1944年8月10日、東京都生まれ。71年の「烏山ロフト」を皮切りに西荻、荻窪、下北沢、新宿にロフトをオープン。95年に世界初のトークライブ「ロフトプラスワン」を創設した。6月、ピースボート世界一周航海で経験した「身も心も焦がすような恋」(平野氏)を描いた「セルロイドの海」(世界書院)を刊行。作家デビューを果たした。

司会は下北沢の安アパート暮らしの坂崎幸之助だった

公開日: 更新日:

 午後2時にコンサートが始まった。司会は下北沢の安アパートに住んでいた無名のミュージシャン。坂崎幸之助。あのアルフィーの坂崎である。

 ステージの上に「第1回下北沢音楽祭」の横断幕。黒くて大きなスピーカーが、左右に3連ずつ置かれた。出演者はカルメン・マキ&ナイトストーカー、RCサクセション、あがた森魚、山岸潤史セッション、ダディ竹千代&東京おとぼけCATSなど全16バンド・総勢60人。詰め掛けた観客2000人が熱狂した。

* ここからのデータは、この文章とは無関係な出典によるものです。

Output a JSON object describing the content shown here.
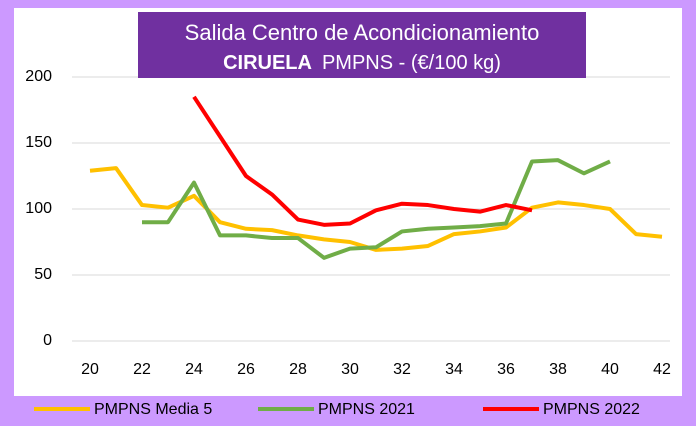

 夜になって照明がともった。驚くべき光景が見られた。ステージに向かって右側の築堤を走る井の頭線の車両が、次々と徐行運転するではないか! 電車の窓を開けてステージに向かって手を振る乗客。電車を見上げながら手を振り返す観客。

 徐行運転どころか、ついに一時停止する電車まで現れた。初日のトリを務めたカルメン・マキとCharのステージは、アンコールの声が10回以上も鳴りやまなかった。

 翌日の新聞に「電車を停めた音楽祭」という見出しが躍った。当時としても、あり得ない事態の連続に、今でも都市伝説として語り継がれている。